The City is being sued again, for the same policies that have the same racist impact.  The City Attorney assures us the landlord is a big poop so the policy is justified.  But the City is still tearing down private rentals and still pressing ahead with Projects along the Light Rail line.  Despite everything, the City continues discriminating against poor persons of color, in the name of helping poor persons of color, under cover of media blackout.

Can’t really blame the media.  The want to do the right thing.  But it’s just so hard to know who to hate.

Joe Doakes

They’re just following orders, not entirely confident that headquarters really knows what it’s doing.

7 thoughts on “Flailing About

  1. This is one of the most depressing things I have ever seen. Graft, theft, waste, poverty and stupidity all caused by government.

    I have been studying Austrian economics, Ron Paul stuff, libertarian stuff for a very long time, trying to shoot holes in their theories. You can’t. It’s a simple as that. You can not get more aggregate prosperity and ‘social justice’ by interfering in markets. All you get is Graft, theft, waste, poverty and stupidity.

    For a hundred years the Fed has ran with too much easy money–about 80% of the time or so–and then everyone tries to solve the problems it causes by voting for statist force, which besides not helping, is nothing but rent seeking and graft.

    Except for a very short period in the 30’s, every single intervention the government has made in the housing market has just made it less affordable.

    The future is going to suck big time unless the GOP gets some libertarian principles and leadership; leadership that the West likely has never seen except for Churchill and the BMF that ran the OSS etc.

    We are doomed.

  2. What the Democrat party and 80% of the republicans are trying to do is fix the damage caused by statism and excessive central planning with more statism and central planning. It won’t work, and if we don’t quit soon–the West will collapse.

    We are doomed.

  3. The political and central bank allocation of resources, except as an absolute last resort, when there is utterly no other option, is a disaster.

    That few can see.

    We are doomed.

  4. Let me get this straight: We’re going to take the “control of monetary policy” away from the Federal Reserve– abolish them– and allow that control to revert back to where it Constitutionally belongs– the Congress. Oh, yeah, that should work great! :-/

  5. Regarding the Fed’s control of money vs. Congress’, it’s worth noting that the Constitution actually limits money to be defined as silver and gold, so there isn’t that much for Congress to screw up–though they certainly did with the first “Bank of the United States” and the 1864 State Banking Act.

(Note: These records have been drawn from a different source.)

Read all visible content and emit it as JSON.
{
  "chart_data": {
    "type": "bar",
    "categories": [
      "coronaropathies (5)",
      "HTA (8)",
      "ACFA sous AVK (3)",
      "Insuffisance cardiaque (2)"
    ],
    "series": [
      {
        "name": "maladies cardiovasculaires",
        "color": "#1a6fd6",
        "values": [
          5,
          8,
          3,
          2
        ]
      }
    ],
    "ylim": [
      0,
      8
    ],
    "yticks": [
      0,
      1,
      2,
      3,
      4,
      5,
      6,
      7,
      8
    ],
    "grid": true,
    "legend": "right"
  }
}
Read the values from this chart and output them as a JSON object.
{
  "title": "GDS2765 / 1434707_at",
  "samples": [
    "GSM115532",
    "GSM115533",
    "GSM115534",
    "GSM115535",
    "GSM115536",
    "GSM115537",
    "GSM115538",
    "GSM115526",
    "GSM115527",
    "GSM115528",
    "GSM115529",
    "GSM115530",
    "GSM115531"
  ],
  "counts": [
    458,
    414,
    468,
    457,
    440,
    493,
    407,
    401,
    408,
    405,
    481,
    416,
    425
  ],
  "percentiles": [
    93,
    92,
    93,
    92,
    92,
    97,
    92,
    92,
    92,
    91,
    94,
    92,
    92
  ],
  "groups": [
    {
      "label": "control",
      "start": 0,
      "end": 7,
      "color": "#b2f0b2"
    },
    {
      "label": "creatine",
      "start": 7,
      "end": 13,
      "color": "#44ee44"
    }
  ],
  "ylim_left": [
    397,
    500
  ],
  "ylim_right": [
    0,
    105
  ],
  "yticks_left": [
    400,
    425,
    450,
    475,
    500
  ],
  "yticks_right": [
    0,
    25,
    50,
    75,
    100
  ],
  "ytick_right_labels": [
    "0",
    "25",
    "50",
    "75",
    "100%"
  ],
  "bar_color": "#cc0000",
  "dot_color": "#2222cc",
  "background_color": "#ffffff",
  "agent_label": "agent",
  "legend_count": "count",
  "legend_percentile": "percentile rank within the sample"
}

    But back to the topic, it’s worth noting that smart landlords seem to do a better job with housing than public entities because they’re the ones who suffer if their tenants do and can’t pay rent, and dumb landlords….well, they become ex-landlords, don’t they? And so our cities, state, and federal governments try to improve on this robust, self-correcting system….with predictable and disastrous results. Yeah, we ALL want to say “I live in the projects.”

  6. QUOTE: Let me get this straight: We’re going to take the “control of monetary policy” away from the Federal Reserve– abolish them– and allow that control to revert back to where it Constitutionally belongs– the Congress. Oh, yeah, that should work great! :-/

    All I’m saying is Fed policy has been wrong from day one. So voters vote to “solve” the problems caused by easy money. It’s a vicious cycle. Now we are out of GDP for the debt and unfunded liabilities.

    Congress HAS to set it and otherwise leave it alone after that.

    The Fed has to back up banks is a very punitive fashion and add just add enough paper to the system to reflect population growth and productivity increases. Otherwise you get the disaster we now face.

    I’m not for a Ron Paul world, but we are going to get one the hard way if we don’t get our act together.

  7. Everyone should read “End The Fed.” We don’t have to take things that far IMO, but private money would be a much better deal than what we have now. We are heading for disaster because the whole system is a gigantic speculation, theft and graft machine.